The film available for the international audience through Netflix platform starting from April 2019.

==Accolades==

| Award | Category | Result |
| 28th Malaysia Film Festival | Best Picture | Won |
| Best Director | Won |
| Best Editor | Nominated |
| Best Screenplay | Nominated |
| 2016 Kuala Lumpur Film Critics Award | Best Film | Won |
| Best Director | Won |
| Best Male Actor | Won |
| Best Cinematography | Won |
| Best Screenplay | Won |

==Controversies==
===Disqualification in the 28th Malaysia Film Festival===
Jagat became a subject of public outrage when it became one of the high-profile films to be disqualified from the Best Film shortlist in the 28th Malaysia Film Festival and lumped in the controversial Non-Bahasa Malaysia categories by the award organisers National Film Development Corporation (FINAS) and Film Producers Association Malaysia (PFM), because it contained less than 70% Bahasa Malaysia dialogue.
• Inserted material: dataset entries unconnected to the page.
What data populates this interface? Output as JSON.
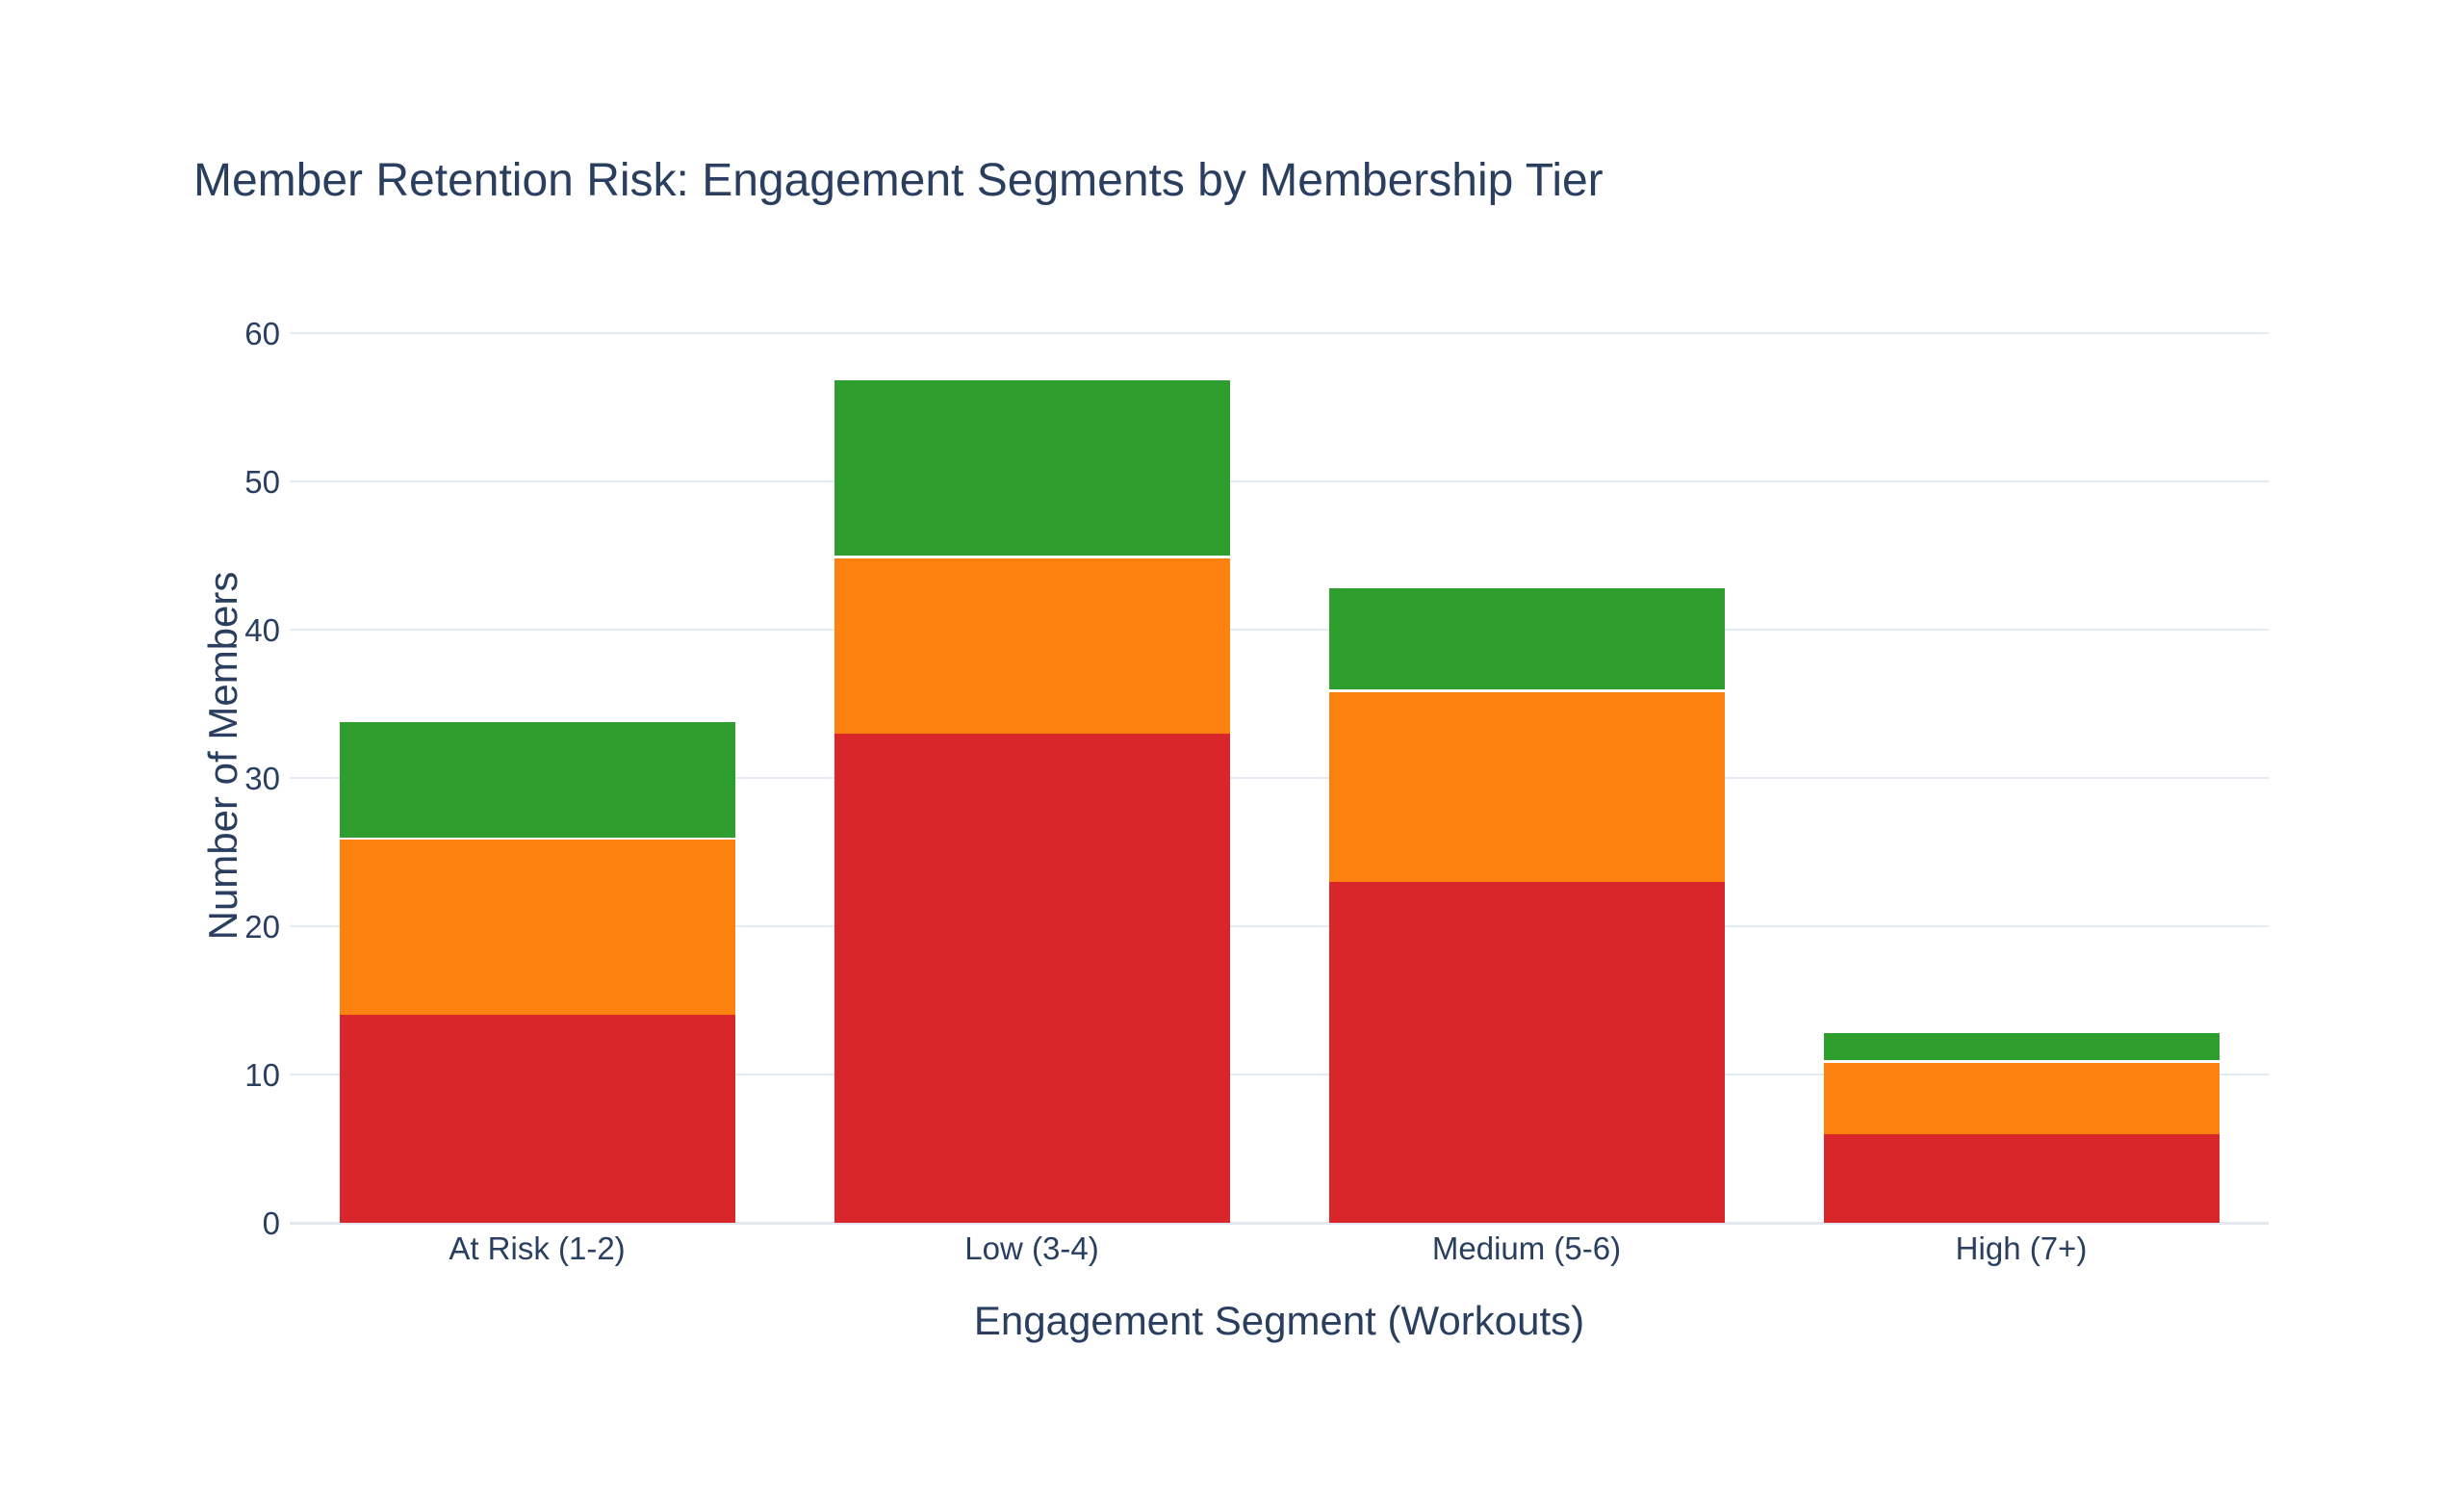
{
  "chart": {
    "title": "Member Retention Risk: Engagement Segments by Membership Tier",
    "xlabel": "Engagement Segment (Workouts)",
    "ylabel": "Number of Members"
  },
  "chart_data": {
    "type": "bar",
    "stacked": true,
    "title": "Member Retention Risk: Engagement Segments by Membership Tier",
    "xlabel": "Engagement Segment (Workouts)",
    "ylabel": "Number of Members",
    "categories": [
      "At Risk (1-2)",
      "Low (3-4)",
      "Medium (5-6)",
      "High (7+)"
    ],
    "series": [
      {
        "name": "red-bottom-segment",
        "color": "#d9262a",
        "values": [
          14,
          33,
          23,
          6
        ]
      },
      {
        "name": "orange-middle-segment",
        "color": "#fd810e",
        "values": [
          12,
          12,
          13,
          5
        ]
      },
      {
        "name": "green-top-segment",
        "color": "#2e9e2e",
        "values": [
          8,
          12,
          7,
          2
        ]
      }
    ],
    "stack_totals": [
      34,
      57,
      43,
      13
    ],
    "yticks": [
      0,
      10,
      20,
      30,
      40,
      50,
      60
    ],
    "ylim": [
      0,
      63
    ],
    "grid": true,
    "legend": false
  },
  "colors": {
    "background": "#ffffff",
    "text": "#2a3f5f",
    "gridline": "#e4eaf4",
    "zeroline": "#e3e8f0",
    "segment_border": "#ffffff"
  }
}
The action was deemed to be a "racist" move, as claimed by the president of the Selangor and Kuala Lumpur Screenwriters Association (PENULIS), Alfie Palermo. Filmmaker Afdlin Shauki announced on his Facebook page of his boycott to express his dissatisfaction, which was supported by CIMB Group chairman Nazir Razak and Air Asia CEO Tony Fernandes. One participating cinematographer, Mohd Noor Kassim, also followed suit; withdrawing his nominations in the occasion and returned two FFM trophies he won in previous editions to FINAS director Kamil Othman during a forum held by the agency in Kuala Lumpur. There had also been calls from both within and out of the film industry to boycott the award ceremony. The assistant-general secretary of the Film Directors’ Association of Malaysia (FDAM) Hafiz Ibrahim resigned in protest of the unfair segregation.